All these trends mean that the music rights business continues to be in good health. Traditional music rights companies – including record companies and music publishers – are expanding, and new investment is flooding into the sector as the City again seeks to get involved in music copyright.

Breathe Music


There have always been many scenarios where music is used and royalties are due, but it is hard for the industry to know what specific songs and recordings have been played.


This can mean royalties are not collected at all. Or that the costs of distributing those royalties to artists and songwriters are too high. Or that royalties have to be distributed based on market share calculations, meaning the wrong people get paid.


And these challenges are increasing. Many of the new kinds of digital services that will drive the next round of growth in streaming involve both users and grass-roots creators uploading, editing, curating and remixing music. But what music?

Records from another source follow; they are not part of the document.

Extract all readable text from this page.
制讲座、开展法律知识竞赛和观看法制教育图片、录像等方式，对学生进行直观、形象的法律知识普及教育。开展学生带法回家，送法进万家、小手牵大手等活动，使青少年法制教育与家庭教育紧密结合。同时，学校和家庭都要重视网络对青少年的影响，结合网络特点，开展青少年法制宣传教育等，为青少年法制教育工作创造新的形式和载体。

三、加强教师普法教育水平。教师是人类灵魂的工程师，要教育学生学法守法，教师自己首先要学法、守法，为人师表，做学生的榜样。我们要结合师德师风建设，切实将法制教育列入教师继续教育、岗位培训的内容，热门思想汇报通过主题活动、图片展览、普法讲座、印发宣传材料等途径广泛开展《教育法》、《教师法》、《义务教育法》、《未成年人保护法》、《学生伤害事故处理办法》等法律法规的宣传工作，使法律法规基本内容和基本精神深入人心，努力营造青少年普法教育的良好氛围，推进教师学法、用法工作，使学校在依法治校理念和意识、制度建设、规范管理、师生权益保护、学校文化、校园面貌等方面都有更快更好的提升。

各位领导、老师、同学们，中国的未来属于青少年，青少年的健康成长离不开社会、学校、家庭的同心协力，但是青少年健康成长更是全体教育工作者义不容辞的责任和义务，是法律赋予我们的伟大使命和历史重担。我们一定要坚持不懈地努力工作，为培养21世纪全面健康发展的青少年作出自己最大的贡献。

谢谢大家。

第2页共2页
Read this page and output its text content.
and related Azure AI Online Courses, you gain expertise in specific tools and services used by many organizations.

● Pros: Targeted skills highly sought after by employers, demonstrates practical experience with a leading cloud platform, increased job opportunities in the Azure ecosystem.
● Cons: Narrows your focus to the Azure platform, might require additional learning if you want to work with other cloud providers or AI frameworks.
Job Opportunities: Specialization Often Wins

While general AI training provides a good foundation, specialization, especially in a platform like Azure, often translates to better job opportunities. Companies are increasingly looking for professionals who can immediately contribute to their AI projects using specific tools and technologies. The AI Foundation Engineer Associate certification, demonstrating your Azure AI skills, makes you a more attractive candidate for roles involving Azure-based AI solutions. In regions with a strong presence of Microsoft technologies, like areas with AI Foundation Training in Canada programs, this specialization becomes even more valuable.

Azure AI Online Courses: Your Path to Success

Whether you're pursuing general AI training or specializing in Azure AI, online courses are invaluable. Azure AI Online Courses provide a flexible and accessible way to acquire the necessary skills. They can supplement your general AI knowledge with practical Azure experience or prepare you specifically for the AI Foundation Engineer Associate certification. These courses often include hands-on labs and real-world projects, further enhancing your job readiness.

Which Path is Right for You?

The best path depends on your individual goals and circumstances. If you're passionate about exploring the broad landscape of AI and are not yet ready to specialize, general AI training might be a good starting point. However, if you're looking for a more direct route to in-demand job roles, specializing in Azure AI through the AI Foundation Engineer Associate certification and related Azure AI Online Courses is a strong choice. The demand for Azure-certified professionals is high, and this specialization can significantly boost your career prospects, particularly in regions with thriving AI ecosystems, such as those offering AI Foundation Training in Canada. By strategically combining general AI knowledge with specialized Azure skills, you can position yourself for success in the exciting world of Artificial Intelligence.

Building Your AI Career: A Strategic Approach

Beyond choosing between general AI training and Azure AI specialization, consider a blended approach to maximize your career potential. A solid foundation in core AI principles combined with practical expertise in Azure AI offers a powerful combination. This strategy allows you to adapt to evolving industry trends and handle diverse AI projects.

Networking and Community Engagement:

We need a fast, reliable and efficient way to track what music is being used so that the music industry can capture all the potential revenue; the digital platforms can comply with copyright laws that are evolving to increase their liabilities; and most importantly of all the correct artists and songwriters are benefiting from this new digital income.


Meanwhile, post-COVID, live performance and public performance royalties will become an important growth revenue stream for the music industry again. But for artists and songwriters to benefit from that new round of growth, we need to find a better way to ensure that royalties are being paid rapidly and accurately to the right music-makers.

Breathe Music


The solution to this challenge is audio-recognition technology.


The music industry has already embraced level-one audio ID to power recommendation services and monitor the use of recorded music by radio stations and in clubs. But it’s next-generation audio ID that will be a real revolution.

Breathe Music

Level-one audio ID was mainly designed to recognise commercially released recordings. But next-generation music recognition will be able to identify every version, every performance and every cover of every song everywhere. Breathe Music is developing a ground-breaking new AI-drive technology that will achieve just that.


Our game-changing approach to audio-recognition has been in development since 2018 and is now being built, evolved and tested by world-leading experts via our partnership with Queen Mary, University Of London’s Centre For Digital Music.